Thursday, October 7, 2010

Views

The weather has begun to cool here in Athens. The sky is grey. Today I wore pants to work for the first time, and I'm no longer arriving to school drenched in my own sweat. But the temperature drop also means I need to take advantage of the Great Greek Outdoors while the weather allows it.

This past weekend, half of the teaching fellows went to Vienna. The five of us who remained in Greece didn't go out either night, and therefore didn't spend all of SaturDAY and SunDAY sleeping off hangovers. I had two full days of outdoor adventure, and probably the best weekend I've had here yet. 

We planned to meet up in Syntagma (the city center) at 10:30 am on Saturday morning. 

Lizzie (my roomie) and I had recently discovered a bus that we believed somehow led to the metro station. At 9:45 am we hopped on the bus. At around 10:20, we were way up in the mountains.

When we finally admitted to ourselves that this bus was not headed towards the metro stop and got off, we were met with air much fresher than the air in Halandri. The view from up there was pretty spectacular (hence title of post) - we could see all the way past Athens to the ocean. It was refreshing to be among so many more trees and so much less traffic. No grass, though - "Green Space" around Athens is really "Brown Space"- the ground is all dry soil, and nature has a more desert-like feel. I think this area we stumbled upon is called Nea Pentelis, and I'm really looking forward to exploring it further. Next time I'll bring a camera.

After walking around for a bit, Lizzie and I got back on the bus in the opposite direction, and asked the driver if it would bring us to the metro. "Vivaeos," he told us. (Of course.)

Greeks have a unique way of monitoring payment for public transport. When you get on a bus, you don't drop any change in any glass container, or give the driver your ticket. You don't line up to put your Charlie card through a machine and have it spat back out at you. No doors open to let you through and then close, violently, to stop the next person from squeezing in behind you. You just get on.

Very very occasionally, a ticket officer will come onto your bus and ask to see your ticket or pass.

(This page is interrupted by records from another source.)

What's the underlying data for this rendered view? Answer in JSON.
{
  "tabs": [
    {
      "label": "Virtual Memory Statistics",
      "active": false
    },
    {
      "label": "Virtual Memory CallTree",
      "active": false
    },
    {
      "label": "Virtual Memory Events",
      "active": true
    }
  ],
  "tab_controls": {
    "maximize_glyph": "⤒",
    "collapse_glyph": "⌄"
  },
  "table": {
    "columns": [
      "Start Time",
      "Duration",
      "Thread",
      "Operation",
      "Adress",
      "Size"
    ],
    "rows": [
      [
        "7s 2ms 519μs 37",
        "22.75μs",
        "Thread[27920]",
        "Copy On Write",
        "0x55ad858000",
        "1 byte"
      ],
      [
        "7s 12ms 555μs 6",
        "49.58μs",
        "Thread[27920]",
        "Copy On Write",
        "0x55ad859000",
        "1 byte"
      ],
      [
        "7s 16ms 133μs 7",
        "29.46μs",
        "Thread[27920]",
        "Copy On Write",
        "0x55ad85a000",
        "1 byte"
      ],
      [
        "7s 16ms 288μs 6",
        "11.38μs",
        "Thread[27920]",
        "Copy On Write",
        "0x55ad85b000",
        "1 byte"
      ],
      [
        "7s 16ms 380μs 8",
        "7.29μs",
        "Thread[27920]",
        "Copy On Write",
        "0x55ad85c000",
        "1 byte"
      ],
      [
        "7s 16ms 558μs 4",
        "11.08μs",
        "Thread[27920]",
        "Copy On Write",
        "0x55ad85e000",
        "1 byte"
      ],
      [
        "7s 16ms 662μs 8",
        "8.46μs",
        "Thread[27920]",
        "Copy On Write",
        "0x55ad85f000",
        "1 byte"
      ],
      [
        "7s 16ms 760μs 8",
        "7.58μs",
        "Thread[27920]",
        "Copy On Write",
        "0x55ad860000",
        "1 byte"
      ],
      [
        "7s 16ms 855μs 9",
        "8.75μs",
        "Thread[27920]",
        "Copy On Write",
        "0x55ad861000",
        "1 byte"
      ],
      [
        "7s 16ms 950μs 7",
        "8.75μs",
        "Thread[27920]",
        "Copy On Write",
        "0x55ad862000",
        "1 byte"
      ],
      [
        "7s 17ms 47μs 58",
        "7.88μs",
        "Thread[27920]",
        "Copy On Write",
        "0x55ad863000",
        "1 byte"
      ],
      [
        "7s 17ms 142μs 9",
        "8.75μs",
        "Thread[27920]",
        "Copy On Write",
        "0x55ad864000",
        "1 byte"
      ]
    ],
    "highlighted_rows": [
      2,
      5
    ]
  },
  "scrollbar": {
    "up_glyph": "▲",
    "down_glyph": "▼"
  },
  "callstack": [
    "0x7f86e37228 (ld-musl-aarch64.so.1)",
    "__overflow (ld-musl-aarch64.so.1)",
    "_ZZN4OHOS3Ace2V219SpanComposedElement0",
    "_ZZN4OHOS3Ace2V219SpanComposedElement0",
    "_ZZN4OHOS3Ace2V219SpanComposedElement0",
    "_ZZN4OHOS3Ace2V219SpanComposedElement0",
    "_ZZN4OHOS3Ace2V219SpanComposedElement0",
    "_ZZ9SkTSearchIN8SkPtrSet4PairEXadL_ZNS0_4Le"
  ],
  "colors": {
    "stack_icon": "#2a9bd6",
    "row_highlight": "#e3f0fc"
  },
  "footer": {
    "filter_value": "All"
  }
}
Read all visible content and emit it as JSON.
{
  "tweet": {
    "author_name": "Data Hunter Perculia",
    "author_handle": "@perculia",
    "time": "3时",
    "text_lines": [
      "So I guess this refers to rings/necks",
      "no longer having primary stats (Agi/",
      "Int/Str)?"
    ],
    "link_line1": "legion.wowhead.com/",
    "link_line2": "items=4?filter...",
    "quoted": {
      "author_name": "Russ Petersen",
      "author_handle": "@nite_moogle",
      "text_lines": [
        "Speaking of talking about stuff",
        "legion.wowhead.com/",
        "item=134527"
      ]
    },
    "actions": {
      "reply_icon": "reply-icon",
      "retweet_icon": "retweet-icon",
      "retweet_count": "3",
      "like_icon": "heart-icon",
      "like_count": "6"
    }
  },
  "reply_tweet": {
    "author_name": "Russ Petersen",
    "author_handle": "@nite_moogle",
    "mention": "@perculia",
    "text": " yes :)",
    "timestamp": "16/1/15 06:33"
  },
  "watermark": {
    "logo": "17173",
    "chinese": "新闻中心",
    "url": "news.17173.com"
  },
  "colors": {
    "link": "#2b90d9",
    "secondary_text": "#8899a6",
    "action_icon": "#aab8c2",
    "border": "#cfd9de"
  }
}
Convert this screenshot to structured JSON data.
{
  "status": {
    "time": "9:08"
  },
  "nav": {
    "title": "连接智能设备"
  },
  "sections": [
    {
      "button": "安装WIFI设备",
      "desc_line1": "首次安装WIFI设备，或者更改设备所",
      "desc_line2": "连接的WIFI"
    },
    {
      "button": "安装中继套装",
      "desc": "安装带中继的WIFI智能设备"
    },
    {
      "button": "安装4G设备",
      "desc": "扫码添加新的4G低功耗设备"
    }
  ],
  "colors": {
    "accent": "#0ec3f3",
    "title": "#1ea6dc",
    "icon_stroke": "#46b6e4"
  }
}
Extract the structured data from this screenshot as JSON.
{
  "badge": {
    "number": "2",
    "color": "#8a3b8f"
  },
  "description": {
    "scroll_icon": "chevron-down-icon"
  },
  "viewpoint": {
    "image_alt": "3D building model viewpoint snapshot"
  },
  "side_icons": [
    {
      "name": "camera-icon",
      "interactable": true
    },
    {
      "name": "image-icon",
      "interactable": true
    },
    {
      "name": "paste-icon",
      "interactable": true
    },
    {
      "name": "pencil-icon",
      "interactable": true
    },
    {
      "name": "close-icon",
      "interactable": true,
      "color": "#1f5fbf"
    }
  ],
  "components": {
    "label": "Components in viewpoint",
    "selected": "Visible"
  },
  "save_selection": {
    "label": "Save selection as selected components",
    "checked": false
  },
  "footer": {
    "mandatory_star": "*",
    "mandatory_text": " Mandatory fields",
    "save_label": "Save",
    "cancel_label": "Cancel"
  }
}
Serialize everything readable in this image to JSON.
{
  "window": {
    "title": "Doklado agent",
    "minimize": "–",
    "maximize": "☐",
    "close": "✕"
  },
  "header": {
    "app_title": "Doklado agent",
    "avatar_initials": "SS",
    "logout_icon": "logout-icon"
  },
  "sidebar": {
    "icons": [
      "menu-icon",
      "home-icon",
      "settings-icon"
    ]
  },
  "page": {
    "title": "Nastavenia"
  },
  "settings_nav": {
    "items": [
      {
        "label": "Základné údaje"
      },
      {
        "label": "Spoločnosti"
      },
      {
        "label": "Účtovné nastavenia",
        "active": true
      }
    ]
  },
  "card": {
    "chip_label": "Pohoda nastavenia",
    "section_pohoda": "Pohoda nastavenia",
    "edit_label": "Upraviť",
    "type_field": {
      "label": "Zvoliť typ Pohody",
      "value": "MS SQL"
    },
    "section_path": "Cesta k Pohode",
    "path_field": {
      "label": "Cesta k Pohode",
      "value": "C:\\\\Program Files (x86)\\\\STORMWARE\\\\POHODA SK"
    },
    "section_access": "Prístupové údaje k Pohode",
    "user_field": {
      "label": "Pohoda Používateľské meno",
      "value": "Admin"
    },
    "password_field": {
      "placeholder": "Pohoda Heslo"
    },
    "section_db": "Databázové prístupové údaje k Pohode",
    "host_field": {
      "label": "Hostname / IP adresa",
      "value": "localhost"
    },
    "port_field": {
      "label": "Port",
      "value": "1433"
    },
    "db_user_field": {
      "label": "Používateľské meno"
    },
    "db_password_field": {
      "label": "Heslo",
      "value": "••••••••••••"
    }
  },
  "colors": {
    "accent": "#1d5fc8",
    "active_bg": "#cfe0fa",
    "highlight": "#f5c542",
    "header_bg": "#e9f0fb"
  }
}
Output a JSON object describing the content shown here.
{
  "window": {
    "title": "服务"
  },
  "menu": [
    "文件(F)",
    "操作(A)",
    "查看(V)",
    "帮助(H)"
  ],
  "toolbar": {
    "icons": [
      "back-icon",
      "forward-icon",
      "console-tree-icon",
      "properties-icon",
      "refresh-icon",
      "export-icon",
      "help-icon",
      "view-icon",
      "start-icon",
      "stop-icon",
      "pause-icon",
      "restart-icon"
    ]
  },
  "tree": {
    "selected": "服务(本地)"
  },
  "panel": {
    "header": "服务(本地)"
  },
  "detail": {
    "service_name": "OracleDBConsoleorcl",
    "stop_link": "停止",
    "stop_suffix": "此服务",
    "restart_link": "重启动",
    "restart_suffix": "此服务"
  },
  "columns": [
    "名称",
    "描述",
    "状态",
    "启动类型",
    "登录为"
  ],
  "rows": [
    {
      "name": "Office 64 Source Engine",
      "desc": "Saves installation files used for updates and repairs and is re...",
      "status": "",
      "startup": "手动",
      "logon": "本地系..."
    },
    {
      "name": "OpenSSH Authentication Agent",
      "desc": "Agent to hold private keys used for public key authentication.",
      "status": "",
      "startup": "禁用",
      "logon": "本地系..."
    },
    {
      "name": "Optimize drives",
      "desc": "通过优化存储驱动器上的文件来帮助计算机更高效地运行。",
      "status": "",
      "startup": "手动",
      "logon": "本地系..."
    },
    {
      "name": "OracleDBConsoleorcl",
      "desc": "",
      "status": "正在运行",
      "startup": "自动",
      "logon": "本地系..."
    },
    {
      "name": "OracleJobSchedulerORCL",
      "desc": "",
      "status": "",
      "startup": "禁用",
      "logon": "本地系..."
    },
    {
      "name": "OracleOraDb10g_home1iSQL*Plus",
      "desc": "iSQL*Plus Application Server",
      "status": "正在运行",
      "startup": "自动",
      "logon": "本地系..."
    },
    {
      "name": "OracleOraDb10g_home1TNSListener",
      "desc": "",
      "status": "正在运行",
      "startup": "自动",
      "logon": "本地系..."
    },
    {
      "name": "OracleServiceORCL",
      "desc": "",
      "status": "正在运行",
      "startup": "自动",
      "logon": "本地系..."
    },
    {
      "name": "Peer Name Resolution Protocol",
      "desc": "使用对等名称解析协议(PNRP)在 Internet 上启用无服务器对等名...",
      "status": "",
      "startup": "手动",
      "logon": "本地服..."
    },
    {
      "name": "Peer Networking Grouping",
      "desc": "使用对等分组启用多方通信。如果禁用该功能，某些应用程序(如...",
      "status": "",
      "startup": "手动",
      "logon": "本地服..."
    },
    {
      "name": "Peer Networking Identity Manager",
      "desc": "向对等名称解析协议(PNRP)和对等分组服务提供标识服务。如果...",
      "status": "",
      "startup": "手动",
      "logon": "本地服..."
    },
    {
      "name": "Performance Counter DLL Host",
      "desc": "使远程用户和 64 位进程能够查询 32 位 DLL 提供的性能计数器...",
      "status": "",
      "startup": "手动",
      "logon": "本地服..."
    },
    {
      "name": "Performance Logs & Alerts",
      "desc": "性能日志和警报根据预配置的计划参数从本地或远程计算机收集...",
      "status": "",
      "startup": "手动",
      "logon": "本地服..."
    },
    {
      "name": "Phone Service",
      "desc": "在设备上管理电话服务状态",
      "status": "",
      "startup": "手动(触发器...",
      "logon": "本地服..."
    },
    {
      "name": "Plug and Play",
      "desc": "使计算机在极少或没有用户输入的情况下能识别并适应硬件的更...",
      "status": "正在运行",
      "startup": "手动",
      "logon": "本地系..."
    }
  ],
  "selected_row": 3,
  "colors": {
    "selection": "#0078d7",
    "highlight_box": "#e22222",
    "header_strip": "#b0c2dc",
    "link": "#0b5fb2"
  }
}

Up until this weekend, I was thinking Greece could solve all its economic problems if they would just adopt a regular method of charging people each time they boarded a bus or train. It seemed like the government must be losing so much money due to all those people who slip through the cracks. People like Lizzie and me, who on October 2nd were still carrying our September month passes.

But then the ticket officer, with his snazzy little fanny pack, boarded our bus. This was literally the first time I've seen a ticket officer in all of my time here. And he charged us sixty Euros a pop.

Lesson learned.
FML.

When we finally made it into Syntagma around 1:30 pm, (we've gone Greek and stopped bothering with punctuality), we set out to climb Mont Lycabettus, the highest point in Athens (about 900 ft tall). Lycabettus means "the one that is walked by wolves" - folklore suggests that at one point wolves inhabited the hill. (Check it, Shakira!) There's also a story about how Athena dropped the mountain when she was flying over the landscape to add it to the Acropolis, but that's for another time.


The climb is quite steep, so you get to the top pretty quickly. Giant, prickly, aloe-like plants line the path up the hill, and make you feel like you're in Jurassic Park. After less than twenty minutes, we had reached the summit and could see the white of Athens spread out below us in every direction. I like how Athens is surrounded on three sides by mountains and on one side by sea. It makes me believe I can easily orient myself, because there are clear limits. I'm still having some issues with which way is North, but from this height, it all seems to make sense. Up there you can see the Acropolis, the ocean, Parliament, etc. People say Athens is a small city. The view from above makes me beg to differ. Shame on me, I didn't bring my camera.

The next day we arose bright and early (again!) to go to Aegina, an island just a forty minute ferry-ride away. I'll tell you I swam and ate a lot of pistachio ice cream, and that I'm still amazed by the colour of the water here. Otherwise, I'll let the photos speak for themselves.






Oh, and I saw a boat from Weekapaug:


It's a small world, after all. 

1 comment:

  1. Maybe the Greeks have more integrity than we do and just buy their passes without trying to screw the system?

    nah.

    I think you should absolutely get in contact with Shakira regarding Mount Lycabettus.